Functional foods, which have also been referred to as nutraceuticals, are foods that promote health and/or prevent disease. Examples of functional foods include, but are not limited to, omega-3 fatty acids (found in many fish, flaxseed oil, soybean oil, canola oil, and walnuts) which reduce risk of coronary heart disease, blueberries which may have anti-aging effects, and lycopene (found in tomatoes) which has been associated with reduced risk of certain cancers.

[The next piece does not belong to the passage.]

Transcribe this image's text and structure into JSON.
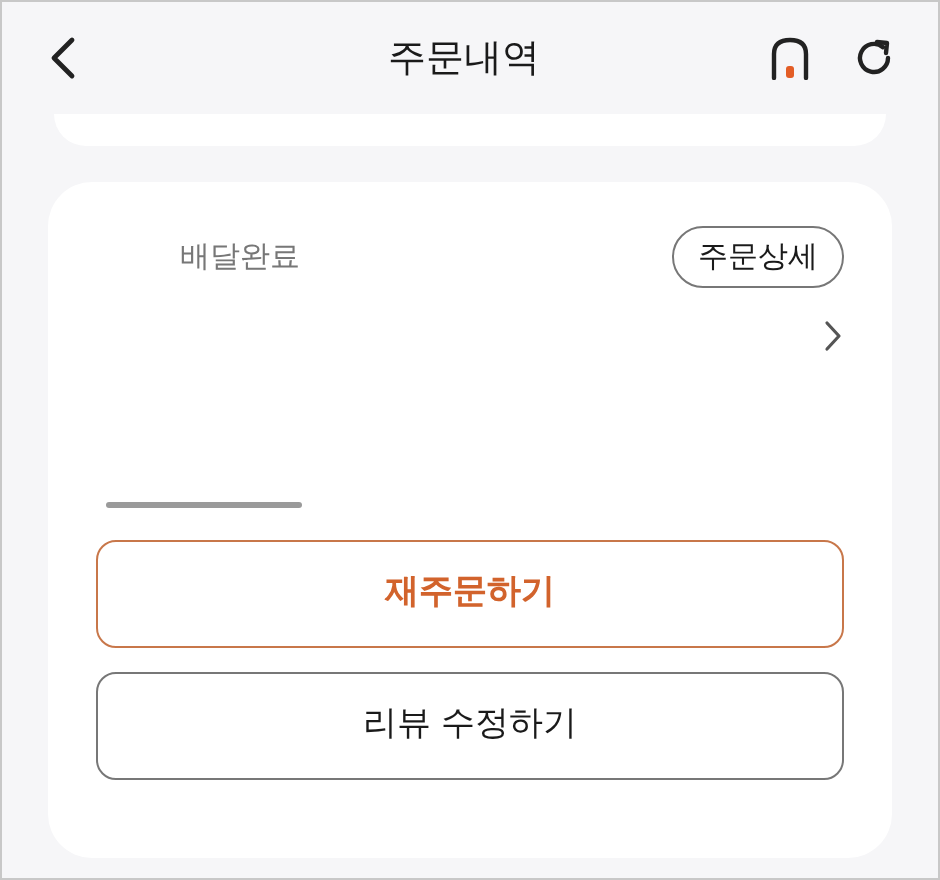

Many companies are looking for new ways to develop and incorporate functional foods into their products. Currently, functional foods may be incorporated into a product utilizing high-temperature-short-time (HTST) processes, such as extrusion and aseptic processes. These processes generally require tracking of the food temperature. However, when the food temperature is unknown, the thermal properties of the food may be utilized to estimate the food temperature. The thermal properties of the food may be estimated, for example, using an isothermal line-source method. While this method is useful for determining the thermal properties of the food at low temperatures (e.g. temperatures less than 100° C.), this method often poses a challenge when estimating thermal properties at high temperatures (e.g. temperatures greater than 100° C.). This is due, at least in part, to the degradation of the quality of the food as the food is exposed to the high temperatures. In many instances, the nutrients in the food are degraded and the food ends up burned or even charred.
Accordingly, there is a need for a convenient and efficient testing system for estimating the thermal properties of a material (such as food) at temperatures greater than 100° C.